After aging, the mixture was cooled to room temperature to obtain a dispersion of microcapsules (c1).

  The obtained microcapsules (c1) were measured and evaluated in the same manner as in Example 1 and the results are shown in Tables 1 and 2.

The microcapsules of the present invention are, for example, various pressure-sensitive or heat-sensitive recording materials such as non-carbon paper, various sheets such as pressure measurement films, control release agents as pharmaceuticals and agricultural chemicals, adhesives, foods, cosmetics, magnetic materials It can be suitably used for various applications and products such as heat storage materials, rust inhibitors and temperature indicating materials.
The production method according to the present invention is suitable for producing the microcapsules of the present invention.

Claims (5)

A microcapsule in which a hydrophobic core substance is encapsulated in a shell,
The shell body has the following general formula:
R ¹ — (CH ₂ —CH ₂ —O—) _n —X—R ²
(However, R ¹ represents an aliphatic or aromatic hydrophobic group having 5 to 25 carbon atoms, and R ² represents a polymer group having a polyamine structure or polycarboxylic acid structure having a weight average molecular weight of 300 to 100,000. , N represents an integer of 3 to 85. X is derived from a group capable of reacting with at least one group selected from the group consisting of an amino group, an imino group and a carboxyl group, and represents a group formed after the reaction. Represented, but may or may not be present.)
A component derived from the compound (A) represented by:
An essential component comprising at least one selected from the group consisting of urea, thiourea, melamine, benzoguanamine, acetoguanamine and cyclohexylguanamine and a component derived from the initial condensation compound (B) obtained by reacting formaldehyde As an ingredient,
A microcapsule characterized by that. A microcapsule for forming a shell on the surface of a core material by dispersing a hydrophobic core material in an aqueous medium containing a water-soluble surfactant and adding a water-soluble compound to the aqueous medium after the dispersion.

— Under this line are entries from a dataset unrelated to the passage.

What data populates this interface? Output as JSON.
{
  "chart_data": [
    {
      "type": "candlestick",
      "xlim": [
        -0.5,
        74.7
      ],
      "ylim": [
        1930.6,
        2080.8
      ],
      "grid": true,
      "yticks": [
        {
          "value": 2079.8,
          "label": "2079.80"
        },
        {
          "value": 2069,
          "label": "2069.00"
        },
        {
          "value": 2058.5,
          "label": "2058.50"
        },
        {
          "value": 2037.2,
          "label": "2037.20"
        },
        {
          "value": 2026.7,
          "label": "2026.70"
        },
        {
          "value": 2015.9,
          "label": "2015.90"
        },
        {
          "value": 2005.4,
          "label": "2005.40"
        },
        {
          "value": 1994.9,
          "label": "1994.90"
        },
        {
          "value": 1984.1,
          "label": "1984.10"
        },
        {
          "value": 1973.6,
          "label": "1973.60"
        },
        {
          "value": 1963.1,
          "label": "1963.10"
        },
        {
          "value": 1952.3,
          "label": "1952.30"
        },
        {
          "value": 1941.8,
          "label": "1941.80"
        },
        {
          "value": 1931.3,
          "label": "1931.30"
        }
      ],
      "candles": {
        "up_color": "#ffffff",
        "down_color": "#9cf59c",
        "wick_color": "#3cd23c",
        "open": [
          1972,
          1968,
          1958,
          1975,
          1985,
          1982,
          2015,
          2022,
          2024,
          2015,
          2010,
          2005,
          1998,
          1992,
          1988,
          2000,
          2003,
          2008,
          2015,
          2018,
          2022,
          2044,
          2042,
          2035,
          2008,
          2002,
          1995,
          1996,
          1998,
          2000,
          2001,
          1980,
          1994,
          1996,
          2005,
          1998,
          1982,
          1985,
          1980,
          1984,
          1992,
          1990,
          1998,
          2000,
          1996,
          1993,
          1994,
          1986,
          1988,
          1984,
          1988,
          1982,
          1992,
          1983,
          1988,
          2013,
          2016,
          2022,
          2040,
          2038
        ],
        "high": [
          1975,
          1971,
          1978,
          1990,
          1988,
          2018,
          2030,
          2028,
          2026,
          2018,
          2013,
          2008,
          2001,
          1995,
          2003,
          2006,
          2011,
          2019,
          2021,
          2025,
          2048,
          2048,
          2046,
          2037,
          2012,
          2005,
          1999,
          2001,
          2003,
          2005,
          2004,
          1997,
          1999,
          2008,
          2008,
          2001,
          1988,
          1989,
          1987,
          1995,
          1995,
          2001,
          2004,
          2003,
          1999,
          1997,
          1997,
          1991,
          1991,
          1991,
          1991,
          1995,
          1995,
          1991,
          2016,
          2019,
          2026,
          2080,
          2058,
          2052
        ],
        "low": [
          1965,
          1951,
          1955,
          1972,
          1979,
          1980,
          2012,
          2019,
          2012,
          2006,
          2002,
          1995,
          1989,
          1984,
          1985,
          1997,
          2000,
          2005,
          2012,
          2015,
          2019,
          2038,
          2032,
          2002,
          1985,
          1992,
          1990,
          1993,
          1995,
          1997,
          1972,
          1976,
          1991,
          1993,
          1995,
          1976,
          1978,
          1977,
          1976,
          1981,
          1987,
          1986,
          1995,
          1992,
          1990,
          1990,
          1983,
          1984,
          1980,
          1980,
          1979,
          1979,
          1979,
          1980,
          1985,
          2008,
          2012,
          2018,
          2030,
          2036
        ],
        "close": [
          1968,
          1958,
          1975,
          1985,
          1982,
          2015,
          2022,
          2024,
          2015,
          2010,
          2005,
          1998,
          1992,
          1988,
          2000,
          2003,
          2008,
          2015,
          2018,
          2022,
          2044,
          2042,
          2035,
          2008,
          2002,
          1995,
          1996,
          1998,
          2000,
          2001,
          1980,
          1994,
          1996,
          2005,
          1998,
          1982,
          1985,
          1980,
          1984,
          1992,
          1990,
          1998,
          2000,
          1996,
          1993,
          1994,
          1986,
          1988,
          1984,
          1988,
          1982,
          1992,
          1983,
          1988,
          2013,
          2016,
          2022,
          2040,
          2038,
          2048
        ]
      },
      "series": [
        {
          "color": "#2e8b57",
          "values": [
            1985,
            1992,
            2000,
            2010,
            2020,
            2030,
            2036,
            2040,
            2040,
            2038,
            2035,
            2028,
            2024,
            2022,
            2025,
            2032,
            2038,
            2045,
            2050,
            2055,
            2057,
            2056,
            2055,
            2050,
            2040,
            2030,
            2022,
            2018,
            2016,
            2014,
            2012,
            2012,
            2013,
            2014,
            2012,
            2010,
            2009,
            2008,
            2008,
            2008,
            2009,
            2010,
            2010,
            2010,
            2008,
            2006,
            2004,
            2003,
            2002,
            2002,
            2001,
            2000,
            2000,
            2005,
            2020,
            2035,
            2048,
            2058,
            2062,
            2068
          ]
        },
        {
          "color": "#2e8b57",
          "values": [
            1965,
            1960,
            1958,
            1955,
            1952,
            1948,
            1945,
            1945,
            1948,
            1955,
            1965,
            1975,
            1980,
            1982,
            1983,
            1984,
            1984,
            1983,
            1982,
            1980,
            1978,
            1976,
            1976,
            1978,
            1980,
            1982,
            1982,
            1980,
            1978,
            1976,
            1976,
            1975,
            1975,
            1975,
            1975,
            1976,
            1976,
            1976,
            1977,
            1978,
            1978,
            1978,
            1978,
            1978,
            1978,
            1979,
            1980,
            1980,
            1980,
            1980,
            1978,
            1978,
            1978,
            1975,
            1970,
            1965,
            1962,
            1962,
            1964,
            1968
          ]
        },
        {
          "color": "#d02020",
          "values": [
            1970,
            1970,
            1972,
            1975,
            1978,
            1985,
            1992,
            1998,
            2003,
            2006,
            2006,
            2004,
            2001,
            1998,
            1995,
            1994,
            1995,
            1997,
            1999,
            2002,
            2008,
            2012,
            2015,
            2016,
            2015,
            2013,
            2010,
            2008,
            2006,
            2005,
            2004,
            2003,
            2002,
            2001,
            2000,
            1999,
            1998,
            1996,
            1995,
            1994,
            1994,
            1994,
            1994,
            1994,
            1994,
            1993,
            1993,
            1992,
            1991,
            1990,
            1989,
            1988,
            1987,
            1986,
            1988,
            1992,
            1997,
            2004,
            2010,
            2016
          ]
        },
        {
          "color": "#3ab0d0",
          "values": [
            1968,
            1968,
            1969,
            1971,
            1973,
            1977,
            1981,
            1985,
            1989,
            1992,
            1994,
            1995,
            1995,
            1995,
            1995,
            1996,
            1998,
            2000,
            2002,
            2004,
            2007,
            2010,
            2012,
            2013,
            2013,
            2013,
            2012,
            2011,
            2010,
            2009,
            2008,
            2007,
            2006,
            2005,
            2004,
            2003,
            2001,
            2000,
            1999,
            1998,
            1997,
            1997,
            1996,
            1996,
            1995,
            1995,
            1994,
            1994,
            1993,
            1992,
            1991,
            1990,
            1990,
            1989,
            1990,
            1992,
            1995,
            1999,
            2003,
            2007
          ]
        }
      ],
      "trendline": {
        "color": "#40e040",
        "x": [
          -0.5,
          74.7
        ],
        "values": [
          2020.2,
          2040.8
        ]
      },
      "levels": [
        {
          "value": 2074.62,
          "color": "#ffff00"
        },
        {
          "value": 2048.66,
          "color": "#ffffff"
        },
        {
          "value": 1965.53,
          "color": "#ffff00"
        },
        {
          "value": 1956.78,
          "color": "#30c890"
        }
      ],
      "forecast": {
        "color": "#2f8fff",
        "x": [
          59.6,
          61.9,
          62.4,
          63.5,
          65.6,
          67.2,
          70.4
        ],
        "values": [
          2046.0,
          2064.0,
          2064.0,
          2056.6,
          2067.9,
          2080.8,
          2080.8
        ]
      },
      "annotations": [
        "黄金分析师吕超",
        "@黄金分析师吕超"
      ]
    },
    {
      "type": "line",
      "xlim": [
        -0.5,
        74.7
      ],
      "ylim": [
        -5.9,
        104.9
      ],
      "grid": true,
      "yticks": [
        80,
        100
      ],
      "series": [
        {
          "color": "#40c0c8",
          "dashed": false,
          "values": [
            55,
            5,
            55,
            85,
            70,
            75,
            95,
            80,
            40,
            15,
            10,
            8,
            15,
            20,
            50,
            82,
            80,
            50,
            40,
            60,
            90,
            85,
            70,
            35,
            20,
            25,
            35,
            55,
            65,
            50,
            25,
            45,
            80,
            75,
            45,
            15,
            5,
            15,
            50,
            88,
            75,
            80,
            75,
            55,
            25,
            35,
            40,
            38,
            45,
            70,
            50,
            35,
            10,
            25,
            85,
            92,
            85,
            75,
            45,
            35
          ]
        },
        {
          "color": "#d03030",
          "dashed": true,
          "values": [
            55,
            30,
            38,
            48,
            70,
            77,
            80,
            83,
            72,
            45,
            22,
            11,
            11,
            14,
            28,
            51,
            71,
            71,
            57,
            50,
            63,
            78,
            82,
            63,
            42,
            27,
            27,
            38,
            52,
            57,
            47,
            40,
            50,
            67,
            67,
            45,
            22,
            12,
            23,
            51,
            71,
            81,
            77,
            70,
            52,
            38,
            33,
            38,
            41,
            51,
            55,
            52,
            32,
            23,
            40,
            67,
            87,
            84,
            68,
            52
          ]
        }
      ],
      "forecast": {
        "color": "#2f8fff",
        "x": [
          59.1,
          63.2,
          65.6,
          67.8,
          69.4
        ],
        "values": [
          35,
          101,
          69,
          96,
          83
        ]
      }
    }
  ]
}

In the manufacturing method,
As the water-soluble surfactant, the following general formula:
R ¹ — (CH ₂ —CH ₂ —O—) _n —X—R ²
(However, R ¹ represents an aliphatic or aromatic hydrophobic group having 5 to 25 carbon atoms, and R ² represents a polymer group having a polyamine structure or polycarboxylic acid structure having a weight average molecular weight of 300 to 100,000. , N represents an integer of 3 to 85. X is derived from a group capable of reacting with at least one group selected from the group consisting of an amino group, an imino group and a carboxyl group, and represents a group formed after the reaction. Represented, but may or may not be present.)
And using the compound (A) represented by
As the water-soluble compound, an initial condensation compound (B) obtained by reacting at least one selected from the group consisting of urea, thiourea, melamine, benzoguanamine, acetoguanamine and cyclohexylguanamine with formaldehyde is used.
A method for producing a microcapsule characterized by the above.   The manufacturing method of the microcapsule of Claim 2 which adds 0.1-10 weight part of said initial condensation compounds (B) with respect to 1 weight part of said compounds (A).   The manufacturing method of the microcapsule of Claim 2 or 3 whose compounding ratio of the said compound (A) with respect to the said core substance is 5 to 50 weight%.   The method for producing a microcapsule according to any one of claims 2 to 4, wherein a crosslinking agent is further added to the aqueous medium after dispersion.